(Credits: Far Out / Ken Dare, Los Angeles Times)
Robert Redford wasn’t always the iconic Hollywood leading man and independent film pioneer most cinephiles know him as. In truth, the star has been honest about the early years of his career, which weren’t anything to write home about. During that period, he flitted between television gigs and stints on Broadway, while struggling with an uncomfortable truth about his acting career that nagged at his soul. In fact, it troubled him so much that he tried to hit the self-destruct button on his career by forcing a director to fire him.
These days, Redford is seen as a titan of cinema, and for good reason. The man has made some of the greatest movies of the last 50 years and has been responsible for starting the careers of many other visionaries through his Sundance Film Festival. A genuine case can be made that, without Redford, American cinema would look completely different today. However, Redford didn’t start out in movies; instead, he cut his teeth in the same place as many of Hollywood’s biggest stars.
Redford made his first appearance on New York City’s Broadway stage in 1959’s Tall Story, before following that breakthrough role with parts in The Highest Tree and Sunday in New York. By 1963, he was playing the lead role in Neil Simon’s Barefoot in the Park opposite Elizabeth Ashley – a role he would famously reprise on film in 1967 with Jane Fonda. By all accounts, he was superb on Broadway and displayed a talent for comedy that may surprise fans of his later cinema work. The New Yorker’s Richard Radner noted, “Redford had a wild comic energy that audiences these days have never seen.”
However, despite seeming like he was having the time of his life on stage, Redford was actually experiencing an existential crisis about his acting career. Fascinatingly, it wouldn’t be the last time that he would experience doubts about whether he wanted to continue acting, and the precipitating factor was always the same: his undeniable good looks. Indeed, Redford spent many years battling the notion that he was a vacuous pretty boy with nothing valuable to say, simply because he happened to be pleasing on the eye. It meant he often struggled to be taken seriously as an actor, which weighed heavily on him.
“That point in my life was kind of a dark period,” Redford confessed to New York Magazine when asked about the Barefoot in the Park stage production. “I wasn’t sure I wanted to act. I decided, ‘I’m gonna sabotage this. I’m gonna make them fire me.’”
This may seem a drastic course of action for Redford to take, but he was so unhappy in his own skin at the time that it made a perverse kind of sense to him. So, he began to test Nichols’ resolve in various ways, including refusing to learn his lines, and fully expected the director to give him his marching orders. To his surprise, though, Nichols recognised what was happening and refused to fire the mixed-up young looker.

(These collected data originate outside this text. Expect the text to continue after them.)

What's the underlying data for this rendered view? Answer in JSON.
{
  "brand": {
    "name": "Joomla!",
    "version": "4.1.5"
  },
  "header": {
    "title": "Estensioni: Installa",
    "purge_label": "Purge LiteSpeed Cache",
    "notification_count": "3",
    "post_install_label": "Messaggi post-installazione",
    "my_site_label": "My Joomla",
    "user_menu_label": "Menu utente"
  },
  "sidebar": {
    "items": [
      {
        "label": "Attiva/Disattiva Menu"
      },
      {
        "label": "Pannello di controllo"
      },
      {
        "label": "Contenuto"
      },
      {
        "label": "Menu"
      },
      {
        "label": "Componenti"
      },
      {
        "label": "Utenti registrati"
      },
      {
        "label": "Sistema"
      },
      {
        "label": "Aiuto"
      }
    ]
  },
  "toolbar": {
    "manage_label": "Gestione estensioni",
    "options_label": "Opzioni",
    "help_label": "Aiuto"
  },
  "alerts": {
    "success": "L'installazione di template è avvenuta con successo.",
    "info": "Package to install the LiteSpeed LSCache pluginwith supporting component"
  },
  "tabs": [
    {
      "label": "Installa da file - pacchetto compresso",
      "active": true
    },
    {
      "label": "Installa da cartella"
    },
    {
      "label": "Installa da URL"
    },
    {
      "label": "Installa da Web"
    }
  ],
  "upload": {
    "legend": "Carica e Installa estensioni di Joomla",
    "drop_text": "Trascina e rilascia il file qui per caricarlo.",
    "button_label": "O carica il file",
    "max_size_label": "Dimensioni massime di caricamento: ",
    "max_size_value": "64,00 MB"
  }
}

“You’re gonna be in the play no matter what,” Nichols told Redford. “You can just lie down on the stage, but I want you to be in the play.”
In hindsight, Redford realises his behaviour was immature and foolish, and it was only because of Nichols that it wasn’t disastrous for his career. However, he also believes throwing caution to the wind in that manner helped him work through his issues, too. “What a risky thing for Mike to do,” he marvelled. “I let out a lot of rage in improvisation, and through a craziness I discovered I had when onstage. It was like working with a therapist, that time with Mike – but at least you knew the therapist was a little nuts.”